Impatient, after four months of futile negotiations, the government imposed the controversial appointment of the deputy secretary general of the Elysée François Pérol at the head of the new group and its own entry into the capital.

– BNP Paribas/Fortis (2009)

The financial crisis led to the dismantling of the Belgian-Dutch bank-insurer Fortis. Its subsidiary Fortis Bank, the leading bank in Belgium, was nationalized at the time by the Belgian state, which intended to resell 75% of it to the French banking group BNP Paribas. The operation was delayed for several months by the opposition of shareholders of the holding company, but was finally completed in the spring of 2009.

– Suntrust/BB&T (2019)

Regional U.S. banks BB&T and SunTrust gave birth to the sixth-largest U.S. bank in 2019, a deal that was the industry’s biggest marriage since the crisis. A reconciliation “between equals” then valued at 66 billion dollars, creating a group then weighing more on the stock market than the European banks Deutsche Bank and Barclays.
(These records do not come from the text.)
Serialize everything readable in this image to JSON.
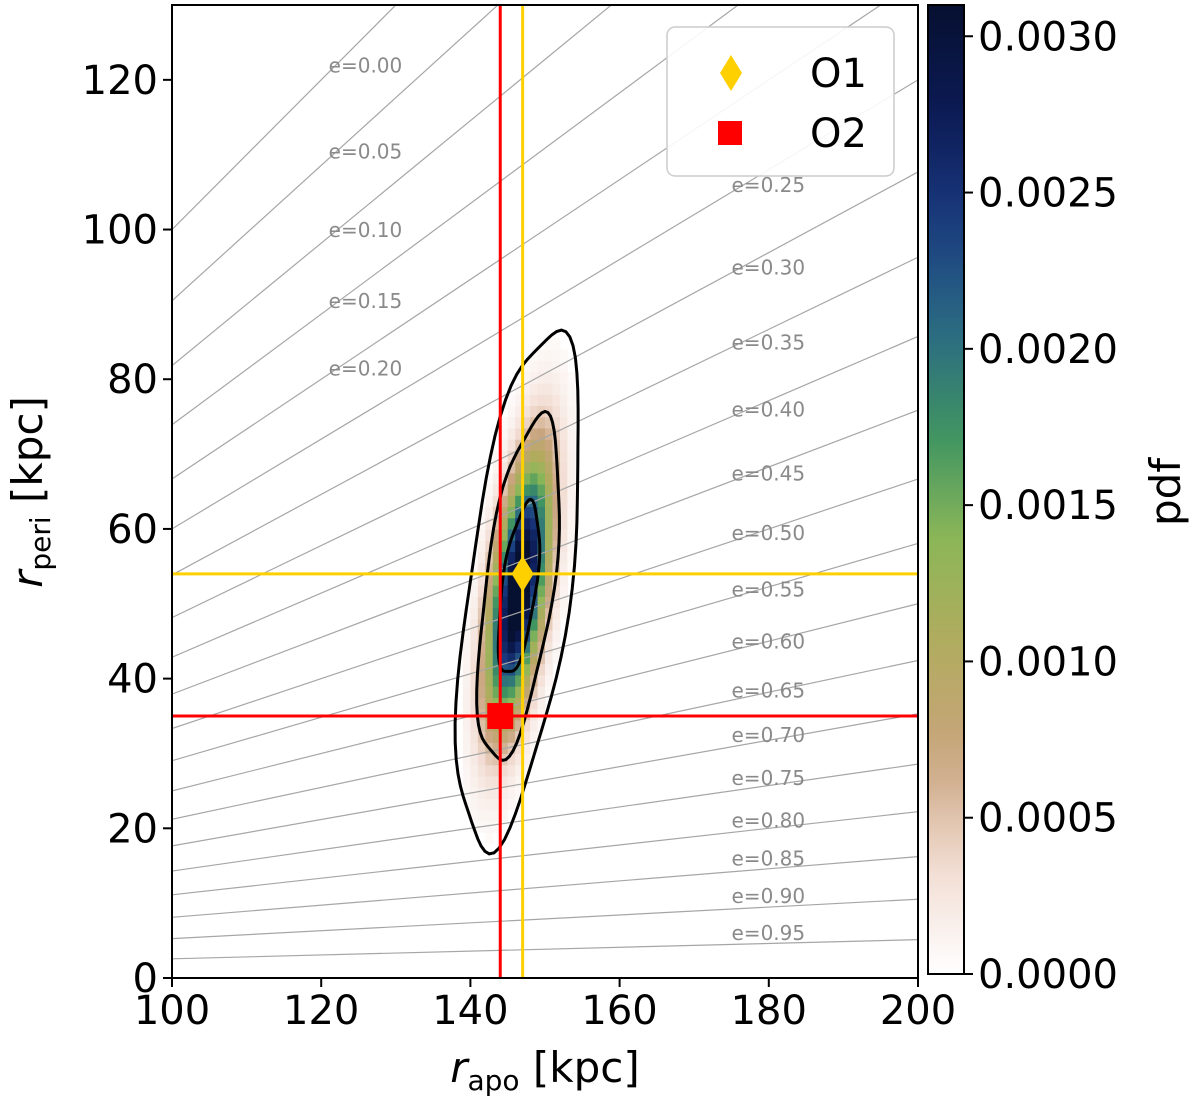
{
  "chart_data": {
    "type": "heatmap",
    "title": "",
    "xlabel": {
      "main": "r",
      "sub": "apo",
      "unit": " [kpc]"
    },
    "ylabel": {
      "main": "r",
      "sub": "peri",
      "unit": " [kpc]"
    },
    "xlim": [
      100,
      200
    ],
    "ylim": [
      0,
      130
    ],
    "xticks": [
      100,
      120,
      140,
      160,
      180,
      200
    ],
    "yticks": [
      0,
      20,
      40,
      60,
      80,
      100,
      120
    ],
    "xtick_labels": [
      "100",
      "120",
      "140",
      "160",
      "180",
      "200"
    ],
    "ytick_labels": [
      "0",
      "20",
      "40",
      "60",
      "80",
      "100",
      "120"
    ],
    "eccentricity_lines": {
      "values": [
        0.0,
        0.05,
        0.1,
        0.15,
        0.2,
        0.25,
        0.3,
        0.35,
        0.4,
        0.45,
        0.5,
        0.55,
        0.6,
        0.65,
        0.7,
        0.75,
        0.8,
        0.85,
        0.9,
        0.95
      ],
      "labels": [
        "e=0.00",
        "e=0.05",
        "e=0.10",
        "e=0.15",
        "e=0.20",
        "e=0.25",
        "e=0.30",
        "e=0.35",
        "e=0.40",
        "e=0.45",
        "e=0.50",
        "e=0.55",
        "e=0.60",
        "e=0.65",
        "e=0.70",
        "e=0.75",
        "e=0.80",
        "e=0.85",
        "e=0.90",
        "e=0.95"
      ],
      "label_x": [
        121,
        121,
        121,
        121,
        121,
        175,
        175,
        175,
        175,
        175,
        175,
        175,
        175,
        175,
        175,
        175,
        175,
        175,
        175,
        175
      ],
      "label_y": [
        121,
        109.5,
        99,
        89.5,
        80.5,
        105,
        94,
        84,
        75,
        66.5,
        58.5,
        51,
        44,
        37.5,
        31.5,
        25.8,
        20.1,
        15,
        10,
        5.1
      ],
      "color": "#a6a6a6"
    },
    "heatmap": {
      "center": [
        146.5,
        52
      ],
      "sigma_major": 11.5,
      "sigma_minor": 2.3,
      "tilt_dx_per_dy": 0.13,
      "peak_pdf": 0.0031,
      "contour_levels_sigma": [
        1,
        2,
        3
      ]
    },
    "colorbar": {
      "label": "pdf",
      "ticks": [
        0.0,
        0.0005,
        0.001,
        0.0015,
        0.002,
        0.0025,
        0.003
      ],
      "tick_labels": [
        "0.0000",
        "0.0005",
        "0.0010",
        "0.0015",
        "0.0020",
        "0.0025",
        "0.0030"
      ],
      "vmin": 0.0,
      "vmax": 0.0031,
      "colormap_stops": [
        "#ffffff",
        "#f2dcd2",
        "#c9a57f",
        "#b3aa5f",
        "#8fb858",
        "#3f9461",
        "#2a6a84",
        "#1a3a7f",
        "#0c1a55",
        "#061030"
      ]
    },
    "markers": [
      {
        "name": "O1",
        "shape": "diamond",
        "x": 147,
        "y": 54,
        "color": "#ffd000"
      },
      {
        "name": "O2",
        "shape": "square",
        "x": 144,
        "y": 35,
        "color": "#ff0000"
      }
    ],
    "reference_lines": [
      {
        "orientation": "vertical",
        "value": 147,
        "color": "#ffd000"
      },
      {
        "orientation": "horizontal",
        "value": 54,
        "color": "#ffd000"
      },
      {
        "orientation": "vertical",
        "value": 144,
        "color": "#ff0000"
      },
      {
        "orientation": "horizontal",
        "value": 35,
        "color": "#ff0000"
      }
    ],
    "legend": {
      "position": "top-right",
      "entries": [
        "O1",
        "O2"
      ]
    }
  }
}
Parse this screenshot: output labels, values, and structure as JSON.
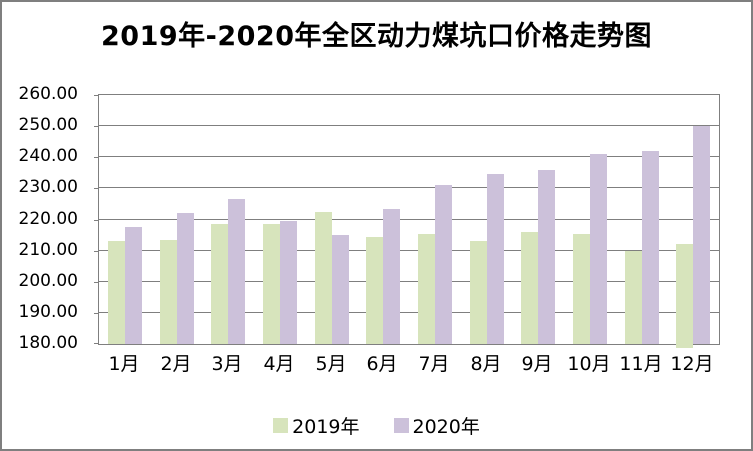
{
  "chart_data": {
    "type": "bar",
    "title": "2019年-2020年全区动力煤坑口价格走势图",
    "categories": [
      "1月",
      "2月",
      "3月",
      "4月",
      "5月",
      "6月",
      "7月",
      "8月",
      "9月",
      "10月",
      "11月",
      "12月"
    ],
    "series": [
      {
        "name": "2019年",
        "color": "#D7E4BC",
        "values": [
          213.0,
          213.5,
          218.5,
          218.5,
          222.5,
          214.5,
          215.5,
          213.0,
          216.0,
          215.5,
          210.0,
          212.0
        ]
      },
      {
        "name": "2020年",
        "color": "#CCC1DA",
        "values": [
          217.5,
          222.0,
          226.5,
          219.5,
          215.0,
          223.5,
          231.0,
          234.5,
          236.0,
          241.0,
          242.0,
          250.0
        ]
      }
    ],
    "xlabel": "",
    "ylabel": "",
    "ylim": [
      180,
      260
    ],
    "ytick_step": 10,
    "ytick_labels": [
      "260.00",
      "250.00",
      "240.00",
      "230.00",
      "220.00",
      "210.00",
      "200.00",
      "190.00",
      "180.00"
    ],
    "grid": true,
    "gridline_color": "#7f7f7f",
    "legend_position": "bottom",
    "background_color": "#ffffff",
    "border_color": "#7f7f7f",
    "text_color": "#000000"
  }
}
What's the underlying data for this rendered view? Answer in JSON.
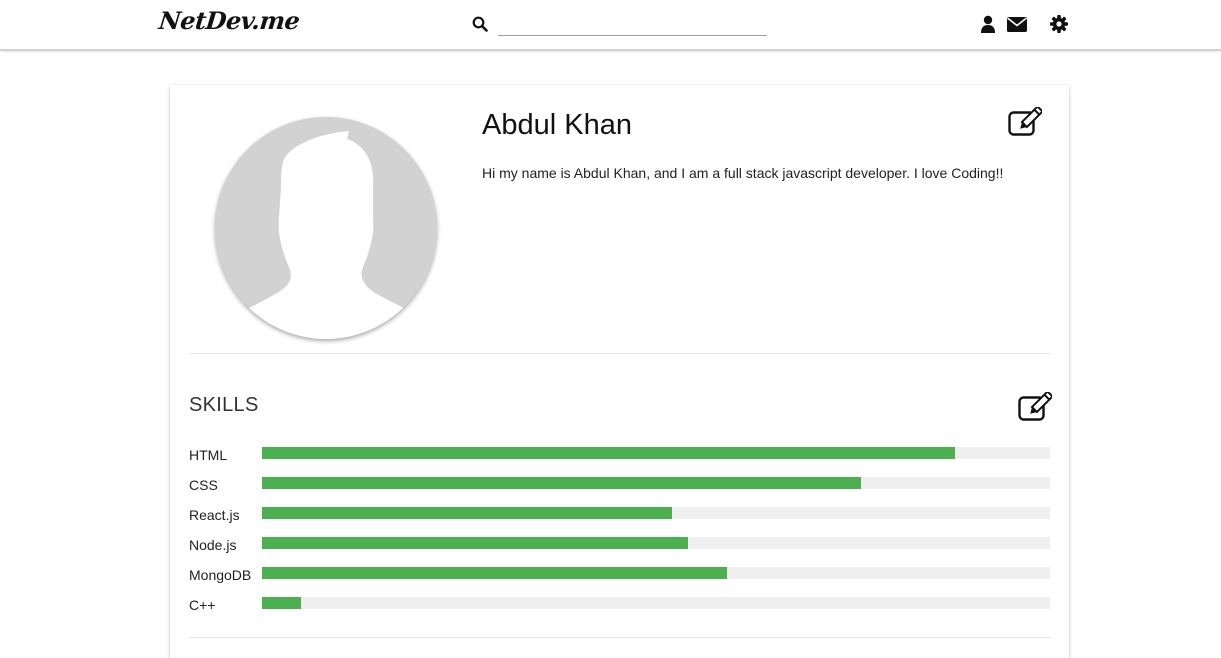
{
  "navbar": {
    "logo": "NetDev.me",
    "search": {
      "value": "",
      "placeholder": ""
    },
    "icons": [
      "search-icon",
      "user-icon",
      "mail-icon",
      "gear-icon"
    ]
  },
  "profile": {
    "name": "Abdul Khan",
    "bio": "Hi my name is Abdul Khan, and I am a full stack javascript developer. I love Coding!!"
  },
  "skills": {
    "title": "SKILLS",
    "items": [
      {
        "label": "HTML",
        "level": 0.88
      },
      {
        "label": "CSS",
        "level": 0.76
      },
      {
        "label": "React.js",
        "level": 0.52
      },
      {
        "label": "Node.js",
        "level": 0.54
      },
      {
        "label": "MongoDB",
        "level": 0.59
      },
      {
        "label": "C++",
        "level": 0.05
      }
    ]
  },
  "colors": {
    "accent": "#4caf50",
    "track": "#efefef",
    "avatar_bg": "#d2d2d2",
    "avatar_silhouette": "#ffffff"
  }
}
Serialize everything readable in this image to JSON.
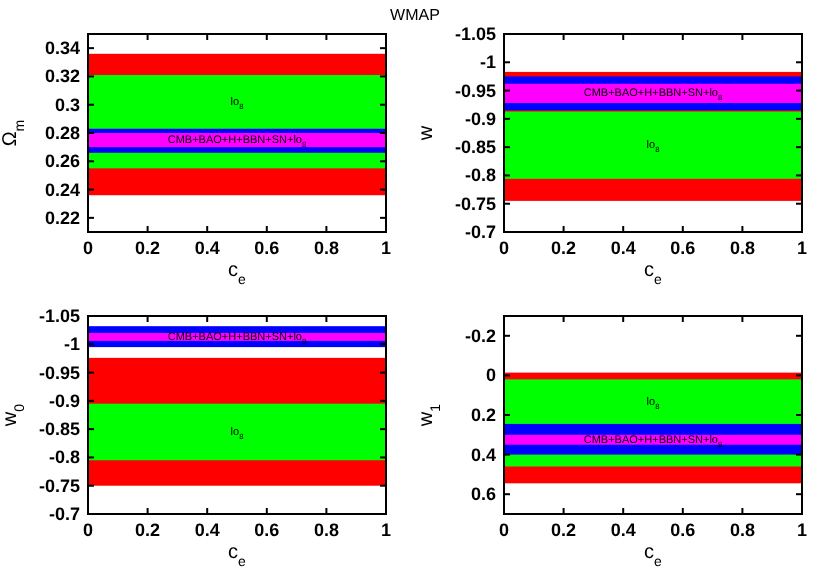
{
  "chart_data": [
    {
      "type": "line",
      "title": "WMAP",
      "xlabel": "c$_{e}$",
      "ylabel": "Ω$_{m}$",
      "xlim": [
        0,
        1
      ],
      "xticks": [
        0,
        0.2,
        0.4,
        0.6,
        0.8,
        1
      ],
      "ylim": [
        0.21,
        0.35
      ],
      "yticks": [
        0.22,
        0.24,
        0.26,
        0.28,
        0.3,
        0.32,
        0.34
      ],
      "grid": false,
      "bands": [
        {
          "axis": "y",
          "from": 0.236,
          "to": 0.336,
          "color": "#ff0000"
        },
        {
          "axis": "y",
          "from": 0.255,
          "to": 0.321,
          "color": "#00ff00",
          "label": "lo$_{8}$"
        },
        {
          "axis": "y",
          "from": 0.266,
          "to": 0.283,
          "color": "#0000ff"
        },
        {
          "axis": "y",
          "from": 0.27,
          "to": 0.28,
          "color": "#ff00ff",
          "label": "CMB+BAO+H+BBN+SN+lo$_{8}$"
        }
      ]
    },
    {
      "type": "line",
      "xlabel": "c$_{e}$",
      "ylabel": "w",
      "xlim": [
        0,
        1
      ],
      "xticks": [
        0,
        0.2,
        0.4,
        0.6,
        0.8,
        1
      ],
      "ylim": [
        -0.7,
        -1.05
      ],
      "yticks": [
        -1.05,
        -1,
        -0.95,
        -0.9,
        -0.85,
        -0.8,
        -0.75,
        -0.7
      ],
      "grid": false,
      "bands": [
        {
          "axis": "y",
          "from": -0.755,
          "to": -0.983,
          "color": "#ff0000"
        },
        {
          "axis": "y",
          "from": -0.794,
          "to": -0.913,
          "color": "#00ff00",
          "label": "lo$_{8}$"
        },
        {
          "axis": "y",
          "from": -0.915,
          "to": -0.975,
          "color": "#0000ff"
        },
        {
          "axis": "y",
          "from": -0.928,
          "to": -0.962,
          "color": "#ff00ff",
          "label": "CMB+BAO+H+BBN+SN+lo$_{8}$"
        }
      ]
    },
    {
      "type": "line",
      "xlabel": "c$_{e}$",
      "ylabel": "w$_{0}$",
      "xlim": [
        0,
        1
      ],
      "xticks": [
        0,
        0.2,
        0.4,
        0.6,
        0.8,
        1
      ],
      "ylim": [
        -0.7,
        -1.05
      ],
      "yticks": [
        -1.05,
        -1,
        -0.95,
        -0.9,
        -0.85,
        -0.8,
        -0.75,
        -0.7
      ],
      "grid": false,
      "bands": [
        {
          "axis": "y",
          "from": -0.75,
          "to": -0.976,
          "color": "#ff0000"
        },
        {
          "axis": "y",
          "from": -0.795,
          "to": -0.895,
          "color": "#00ff00",
          "label": "lo$_{8}$"
        },
        {
          "axis": "y",
          "from": -0.995,
          "to": -1.032,
          "color": "#0000ff"
        },
        {
          "axis": "y",
          "from": -1.006,
          "to": -1.02,
          "color": "#ff00ff",
          "label": "CMB+BAO+H+BBN+SN+lo$_{8}$"
        }
      ]
    },
    {
      "type": "line",
      "xlabel": "c$_{e}$",
      "ylabel": "w$_{1}$",
      "xlim": [
        0,
        1
      ],
      "xticks": [
        0,
        0.2,
        0.4,
        0.6,
        0.8,
        1
      ],
      "ylim": [
        0.7,
        -0.3
      ],
      "yticks": [
        -0.2,
        0,
        0.2,
        0.4,
        0.6
      ],
      "grid": false,
      "bands": [
        {
          "axis": "y",
          "from": -0.014,
          "to": 0.545,
          "color": "#ff0000"
        },
        {
          "axis": "y",
          "from": 0.02,
          "to": 0.46,
          "color": "#00ff00",
          "label": "lo$_{8}$"
        },
        {
          "axis": "y",
          "from": 0.245,
          "to": 0.4,
          "color": "#0000ff"
        },
        {
          "axis": "y",
          "from": 0.3,
          "to": 0.35,
          "color": "#ff00ff",
          "label": "CMB+BAO+H+BBN+SN+lo$_{8}$"
        }
      ]
    }
  ]
}
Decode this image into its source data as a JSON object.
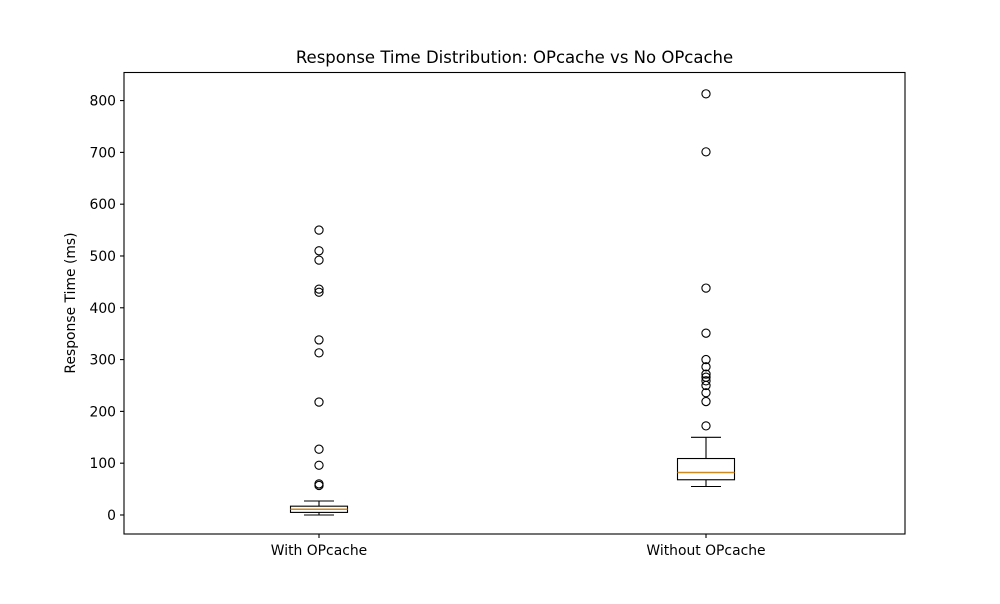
{
  "figure": {
    "background": "#ffffff"
  },
  "chart_data": {
    "type": "boxplot",
    "title": "Response Time Distribution: OPcache vs No OPcache",
    "ylabel": "Response Time (ms)",
    "xlabel": "",
    "categories": [
      "With OPcache",
      "Without OPcache"
    ],
    "yticks": [
      0,
      100,
      200,
      300,
      400,
      500,
      600,
      700,
      800
    ],
    "ylim": [
      -36.7,
      854.2
    ],
    "grid": false,
    "legend": "none",
    "colors": {
      "box_edge": "#000000",
      "median": "#d0891f",
      "whisker": "#000000",
      "flier_edge": "#000000",
      "background": "#ffffff"
    },
    "series": [
      {
        "label": "With OPcache",
        "whisker_low": 0,
        "q1": 5,
        "median": 11,
        "q3": 17,
        "whisker_high": 27,
        "outliers": [
          57,
          60,
          96,
          127,
          218,
          313,
          338,
          430,
          436,
          492,
          510,
          550
        ]
      },
      {
        "label": "Without OPcache",
        "whisker_low": 55,
        "q1": 68,
        "median": 82,
        "q3": 109,
        "whisker_high": 150,
        "outliers": [
          172,
          219,
          236,
          250,
          259,
          266,
          272,
          286,
          300,
          351,
          438,
          701,
          813
        ]
      }
    ]
  }
}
– UBS/Credit Suisse (2023)

Credit Suisse had been struggling for two years, weakened by scandals and setbacks. A restructuring plan has not stopped the departure of its depositors for months, and the wind of panic on the sector created by the bankruptcy of Silicon Valley Bank in the United States on March 10 has won over Credit Suisse, identified as less stronger than its rivals.

It only took a few days, and all the pressure from the Swiss authorities during a weekend of extraordinary negotiations, for UBS, Switzerland’s largest banking group, to finally agree to buy Credit Suisse, with broad public guarantees and a broken price.